In La Follette's Magazine (Feb. 17, 1912) there is a leading article called "The Great Issue." You can read there that "the composite judgment is always safer and wiser and stronger and more unselfish than the judgment of any one individual mind. The people have been betrayed by their representatives again and again. The real danger to democracy lies not in the ignorance or want of patriotism of the people, but in the corrupting influence of powerful business organizations upon the representatives of the people...."

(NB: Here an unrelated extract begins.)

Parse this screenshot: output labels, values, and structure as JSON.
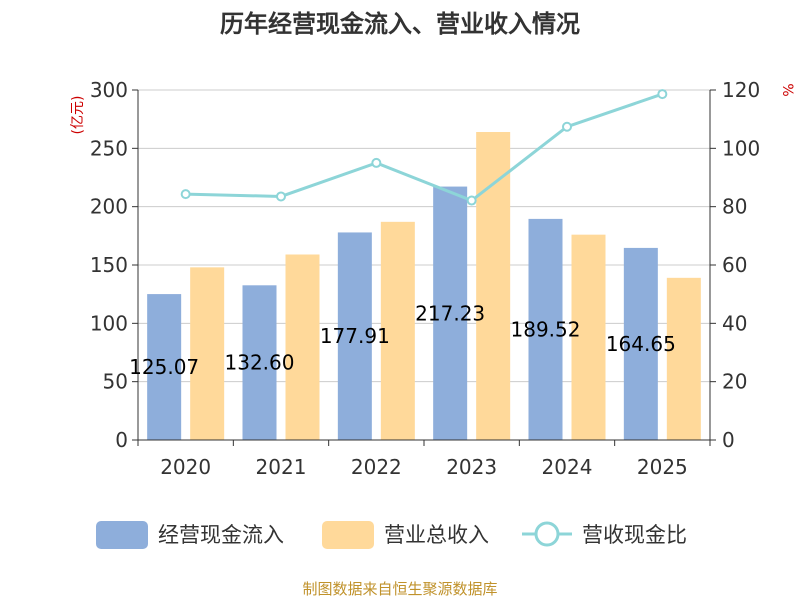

I have only one quarrel with that philosophy--its negativity. With the belief that government is futile and mischievous unless supported by the mass of the people; with the undeniable fact that business has corrupted public officials--I have no complaint. What I object to is the emphasis which shifts the blame for our troubles from the shoulders of the people to those of the "corrupting interests." For this seems to me nothing but the resuscitation of the devil: when things go wrong it is somebody else's fault. We are peculiarly open to this kind of vanity in America. If some wise law is passed we say it is the will of the people showing its power of self-government. But if that will is so weak and timid that a great evil like child labor persists to our shame we turn the responsibility over to the devil personified as a "special interest." It is an old habit of the race which seems to have begun with the serpent in the Garden of Eden.

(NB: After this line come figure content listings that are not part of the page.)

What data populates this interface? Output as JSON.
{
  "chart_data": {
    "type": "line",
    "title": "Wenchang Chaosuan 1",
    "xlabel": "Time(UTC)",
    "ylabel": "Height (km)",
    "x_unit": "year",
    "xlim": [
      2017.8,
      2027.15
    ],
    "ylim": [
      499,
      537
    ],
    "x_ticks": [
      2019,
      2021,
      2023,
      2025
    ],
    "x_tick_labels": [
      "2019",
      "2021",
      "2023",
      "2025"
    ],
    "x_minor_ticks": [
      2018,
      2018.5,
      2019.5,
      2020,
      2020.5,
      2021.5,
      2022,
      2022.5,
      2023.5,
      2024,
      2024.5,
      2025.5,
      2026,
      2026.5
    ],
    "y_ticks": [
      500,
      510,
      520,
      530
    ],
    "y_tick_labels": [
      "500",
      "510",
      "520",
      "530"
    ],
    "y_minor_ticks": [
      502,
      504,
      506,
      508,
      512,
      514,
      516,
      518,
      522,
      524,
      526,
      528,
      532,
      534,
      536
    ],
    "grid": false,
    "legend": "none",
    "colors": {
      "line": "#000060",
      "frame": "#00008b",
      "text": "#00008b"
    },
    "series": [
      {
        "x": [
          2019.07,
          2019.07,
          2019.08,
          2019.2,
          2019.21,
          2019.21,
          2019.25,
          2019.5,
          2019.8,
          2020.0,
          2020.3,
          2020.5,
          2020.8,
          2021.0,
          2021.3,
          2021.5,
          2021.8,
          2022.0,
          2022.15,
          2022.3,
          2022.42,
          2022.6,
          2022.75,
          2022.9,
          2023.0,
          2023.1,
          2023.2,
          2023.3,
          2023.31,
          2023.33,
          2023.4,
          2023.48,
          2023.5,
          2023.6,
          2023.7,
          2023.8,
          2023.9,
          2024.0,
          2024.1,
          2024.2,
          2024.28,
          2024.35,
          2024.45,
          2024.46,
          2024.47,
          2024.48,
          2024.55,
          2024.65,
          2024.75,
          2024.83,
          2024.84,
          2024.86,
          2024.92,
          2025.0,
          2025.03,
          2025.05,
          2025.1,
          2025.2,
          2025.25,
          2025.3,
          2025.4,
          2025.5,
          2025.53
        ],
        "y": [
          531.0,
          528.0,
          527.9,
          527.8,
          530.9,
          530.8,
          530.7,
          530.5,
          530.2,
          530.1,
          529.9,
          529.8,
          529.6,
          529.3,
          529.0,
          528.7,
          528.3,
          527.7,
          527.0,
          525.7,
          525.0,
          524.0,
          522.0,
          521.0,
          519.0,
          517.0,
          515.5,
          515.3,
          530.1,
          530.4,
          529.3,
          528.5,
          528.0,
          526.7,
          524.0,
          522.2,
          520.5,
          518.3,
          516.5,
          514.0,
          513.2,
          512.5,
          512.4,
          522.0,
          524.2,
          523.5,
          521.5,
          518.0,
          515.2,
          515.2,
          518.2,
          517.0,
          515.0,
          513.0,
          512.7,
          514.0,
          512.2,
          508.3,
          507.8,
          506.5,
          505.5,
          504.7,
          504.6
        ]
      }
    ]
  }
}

The word demagogue has been frightfully maltreated in late years, but surely here is its real meaning--to flatter the people by telling them that their failures are somebody else's fault. For if a nation declares it has reached its majority by instituting self-government, then it cannot shirk responsibility.

These "special interests"--big business, a corrupt press, crooked politics--grew up within the country, were promoted by American citizens, admired by millions of them, and acquiesced in by almost all of them. Whoever thinks that business corruption is the work of a few inhumanly cunning individuals with monstrous morals is self-righteous without excuse. Capitalists did not violate the public conscience of America; they expressed it. That conscience was inadequate and unintelligent. We are being pinched by the acts it nourished. A great outcry has arisen and a number of perfectly conventional men like Lorimer suffer an undeserved humiliation. We say it is a "moral awakening." That is another dodge by which we pretend that we were always wise and just, though a trifle sleepy. In reality we are witnessing a change of conscience, initiated by cranks and fanatics, sustained for a long time by minorities, which has at last infected the mass of the people.

The danger I spoke of arises just here: the desire to infect at once the whole mass crowds out the courage of the innovator. No man can do his best work if he bows at every step to the public conscience of his age. The real service to democracy is the fullest, freest expression of talent. The best servants of the people, like the best valets, must whisper unpleasant truths in the master's ear. It is the court fool, not the foolish courtier, whom the king can least afford to lose.